At a minimum, upon publication of the paper, the authors should archive the data or tool on a persistent repository that can provide a digital object identifier (DOI) such as zenodo.org, figshare.com, Archive.org, or institutional repositories. In addition, the DOI-based citation of the dataset or the tool should be included in the camera-ready version of the paper. GitHub provides an easy way to make source code citable (with third tools and with a CITATION file).
Data and Tools showcase submissions are not: * empirical studies, or * datasets that are based on poorly explained or untrustworthy heuristics for data collection, or results of trivial application of generic tools.
If custom tools have been used to create the dataset, we expect the paper to be accompanied by the source code of the tools, along with clear documentation on how to run the tools to recreate the dataset. The tools should be open source, accompanied by an appropriate license; the source code should be citable, i.e., refer to a specific release and have a DOI. If you cannot provide the source code or the source code clause is not applicable (e.g., because the dataset consists of qualitative data), please provide a short explanation of why this is not possible.
Evaluation Criteria
The Review Criteria for the Data/Tool Showcase submissions are as follows:
- value, usefulness, and reusability of the datasets or tools.
- quality of the presentation.
- clarity of relation with related work and its relevance to mining software repositories.
- availability of the datasets or tools.
Important Dates
- Paper Deadline: Thursday 26th January 2023
- Author Notification: Tuesday 7th March 2023
- Camera Ready Deadline: Thursday 16th March 2023
Submission
Submit your paper (maximum 4 pages, plus 1 additional page of references) via the HotCRP submission site: https://msr2023-data-tool.hotcrp.com/.
Submitted papers will undergo single-anonymous peer review.

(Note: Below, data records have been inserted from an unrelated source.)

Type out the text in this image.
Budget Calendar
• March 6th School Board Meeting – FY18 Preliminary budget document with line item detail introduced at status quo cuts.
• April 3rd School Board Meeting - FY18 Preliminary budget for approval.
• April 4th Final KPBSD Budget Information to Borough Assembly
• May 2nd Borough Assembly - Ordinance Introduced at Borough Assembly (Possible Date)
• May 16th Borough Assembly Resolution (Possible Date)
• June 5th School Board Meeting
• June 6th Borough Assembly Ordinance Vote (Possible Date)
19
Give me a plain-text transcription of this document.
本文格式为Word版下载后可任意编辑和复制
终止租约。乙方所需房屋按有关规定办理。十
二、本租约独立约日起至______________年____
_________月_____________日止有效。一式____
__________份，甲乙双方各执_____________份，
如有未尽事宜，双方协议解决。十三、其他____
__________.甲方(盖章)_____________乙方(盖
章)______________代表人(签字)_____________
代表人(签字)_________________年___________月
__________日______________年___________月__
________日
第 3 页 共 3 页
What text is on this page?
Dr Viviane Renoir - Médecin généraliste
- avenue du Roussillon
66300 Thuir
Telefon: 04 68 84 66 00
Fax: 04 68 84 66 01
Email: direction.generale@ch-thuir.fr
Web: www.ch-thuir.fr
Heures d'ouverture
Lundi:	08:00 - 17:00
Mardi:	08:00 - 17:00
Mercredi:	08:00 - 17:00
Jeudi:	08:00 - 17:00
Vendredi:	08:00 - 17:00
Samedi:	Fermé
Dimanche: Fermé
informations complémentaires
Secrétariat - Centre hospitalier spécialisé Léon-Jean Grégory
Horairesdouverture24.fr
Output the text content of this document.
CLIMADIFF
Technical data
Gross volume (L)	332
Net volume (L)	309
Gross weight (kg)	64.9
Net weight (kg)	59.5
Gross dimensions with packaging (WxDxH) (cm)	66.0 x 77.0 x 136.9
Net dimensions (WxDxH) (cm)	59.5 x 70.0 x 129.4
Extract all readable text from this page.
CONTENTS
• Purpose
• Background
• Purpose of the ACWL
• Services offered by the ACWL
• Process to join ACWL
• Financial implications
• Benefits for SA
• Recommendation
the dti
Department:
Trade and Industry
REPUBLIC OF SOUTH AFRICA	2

We opt for single-anonymous peer review (as opposed to the double-anonymous peer review of the main track) due to the requirement above to describe the ways how data has been used in the previous studies, including the bibliographic reference to those studies. Such a reference is likely to disclose the authors’ identity.
To make research datasets and research software accessible and citable, we further encourage authors to attend to the FAIR rules, i.e., data should be: Findable, Accessible, Interoperable, and Reusable.
Submissions must conform to the IEEE formatting instructions IEEE Conference Proceedings Formatting Guidelines (title in 24pt font and full text in 10pt type, LaTeX users must use \documentclass[10pt,conference]{IEEEtran}
without including the compsoc
or compsocconf
options).
Papers submitted for consideration should not have been published elsewhere and should not be under review or submitted for review elsewhere for the duration of consideration. ACM plagiarism policies and procedures shall be followed for cases of double submission. The submission must also comply with the IEEE Policy on Authorship. Please read the ACM Policy on Plagiarism, Misrepresentation, and Falsification and the IEEE - Introduction to the Guidelines for Handling Plagiarism Complaints before submitting.
Upon notification of acceptance, all authors of accepted papers will be asked to complete a copyright form and will receive further instructions for preparing their camera-ready versions. At least one author of each paper is expected to register and present the results at the MSR 2023 conference. All accepted contributions will be published in the conference electronic proceedings.